In a subsequent study to investigate the effect of zileuton dose reduction, patients were enrolled only if they had a 10% or greater increase in their FEV1 during a two-month, open-label, run-in phase of the study. Exactly half of the 278 patients experienced this degree of improvement. A remarkable observation from this study was that among this selected group of zileuton "responders," the average increase in FEV1 as 38%. In the phase of the study when the dose-schedule of zileuton was reduced first to 600 mg three times daily and then to 600 mg twice daily, much — although not all — of this improvement was sustained.

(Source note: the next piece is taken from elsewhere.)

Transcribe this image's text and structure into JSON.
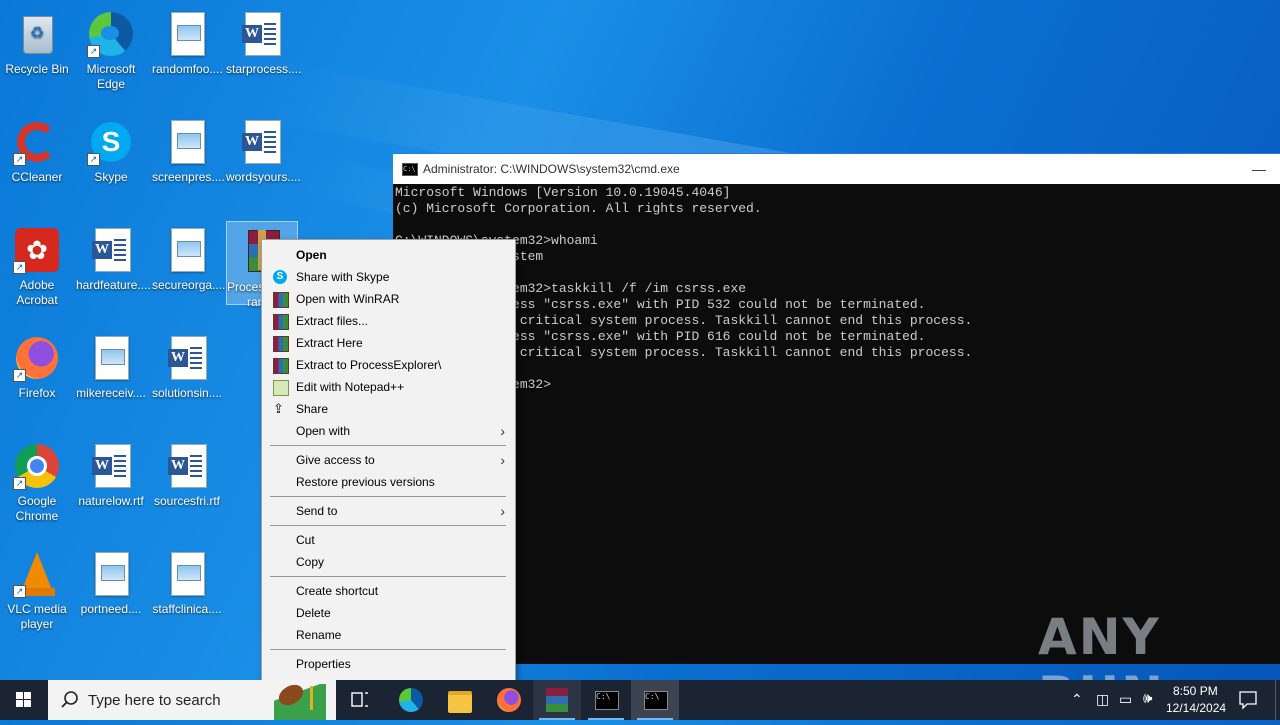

The observation that some but not all persons with asthma respond to the leukotriene-blocking drugs has made me suspect that there are biologic differences in the asthma of our patients, specifically in their endogenous production of the 5-lipoxygenase enzyme, that account for these patterns of response. In our laboratory we are currently engaged in experiments to characterize the 5-lipoxygenase gene and its various alleles. We have preliminary evidence to indicate genetic heterogeneity among persons with asthma in their ability to produce the 5-lipoxygenase enzyme; and I suspect that persons with high levels of 5-lipoxygenase production will be those most likely to respond well to this new class of medications, whereas persons with low levels of production will tend to be less responsive.